Sunday, February 2, 2014

Do Online Communities Compete With Traditional Associations

An ongoing conversation about the growth of online communities is occurring over on Associations Now.

The discussions surrounds the news that Doxmity, an online community for healthcare professionals, now has more than 250,000 members. That’s more members than the American Medical Association, with about 225,000.
  • “Think of it this way: If a separate organization builds a product or service that improves your industry, isn’t that still a step toward your mission? Does it matter if your association didn’t build it?” 

Time & Money

To fulfill the mission, associations need resources: money (dues, fees, donations) and time (volunteers).

Time is a finite resource. Money is somewhat finite.

Thus, I've always viewed "competition" as anyone or anything that gets my members or prospects to part with their time or money. Competition ranges from another association to an online community to attending/watching the Super Bowl. 

If that thing or event takes time and/or money from my members or prospects, they don't have that time or money to invest in my association.

So, even if an online community is helping my profession or industry, it does detract from the ability of my association to meet its mission through its programs and services.

Given the time or money challenge, online communities are competition for most associations.

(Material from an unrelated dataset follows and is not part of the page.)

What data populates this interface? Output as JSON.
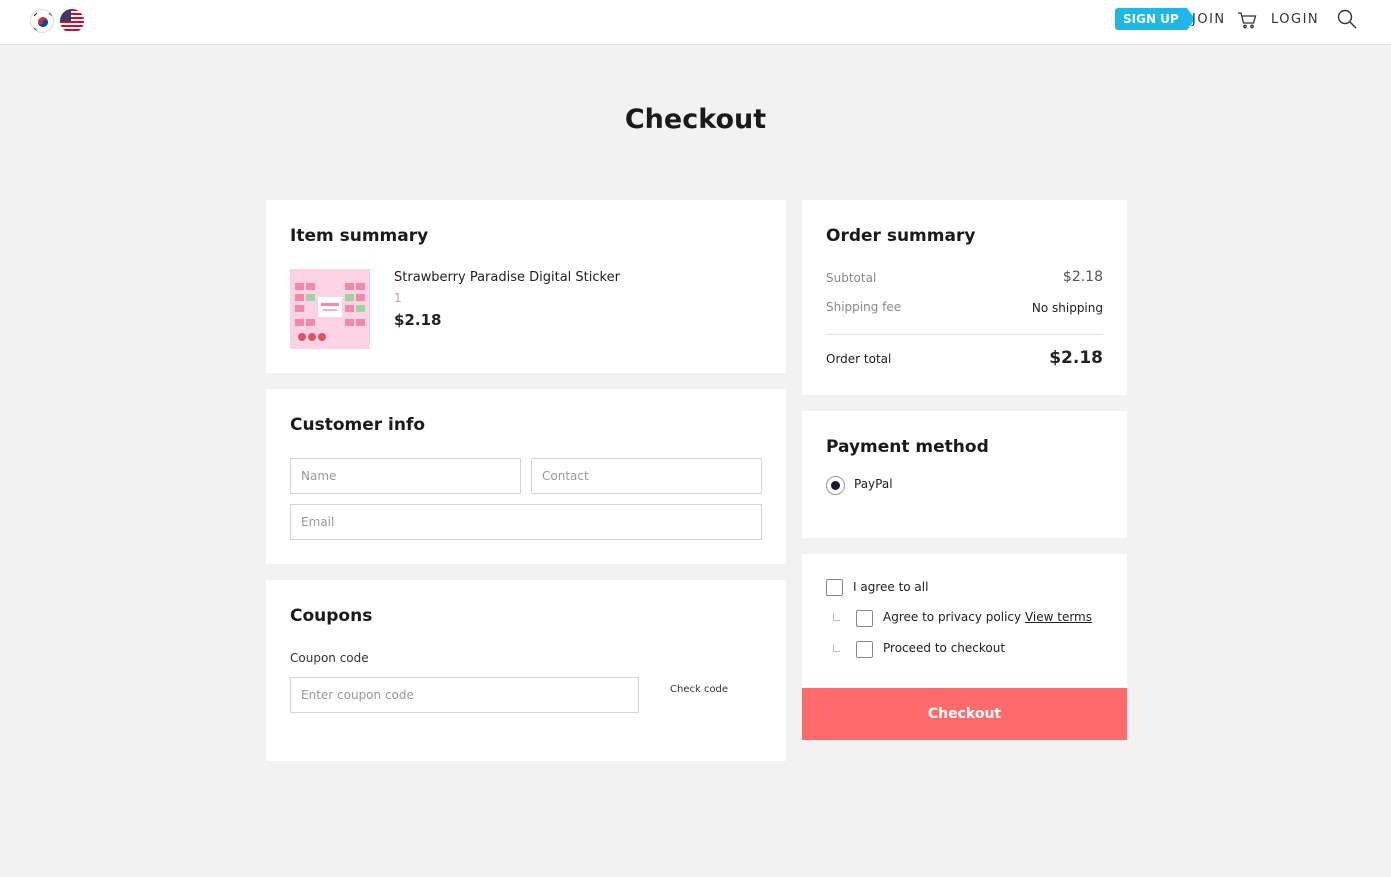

Maggie McGary talked about this in her Mizz Information headlined Why Online Community is About More Than Community for Associations
  • “I think the Doximity discussion is about much more than online community; it’s about how start-ups are recognizing that associations are falling behind in ways that are leaving a lot of potential revenue on the table and it’s pretty easy to build a business based just on gathering that low-hanging fruit. 
  • “Even in the face of case after case of for-profit online communities popping up and offering traditional association members something better when it comes to online community and networking 24/7/365 instead of just face-to-face at annual meeting, associations for the most part don't see online community as something worth investing in. The difference in resources and attention given to online community in the for-profit and start-up world and in the association world is night and day. Where most associations have no dedicated staff running their online communities, start-ups often have several community managers and many companies have whole community teams.”

So, what about you and your association?

Are you 24/7 or still open a traditional 40 hour week? (Reminder: a 40 hour week means your association is open only 23.8% of the work in today's 24/7 world.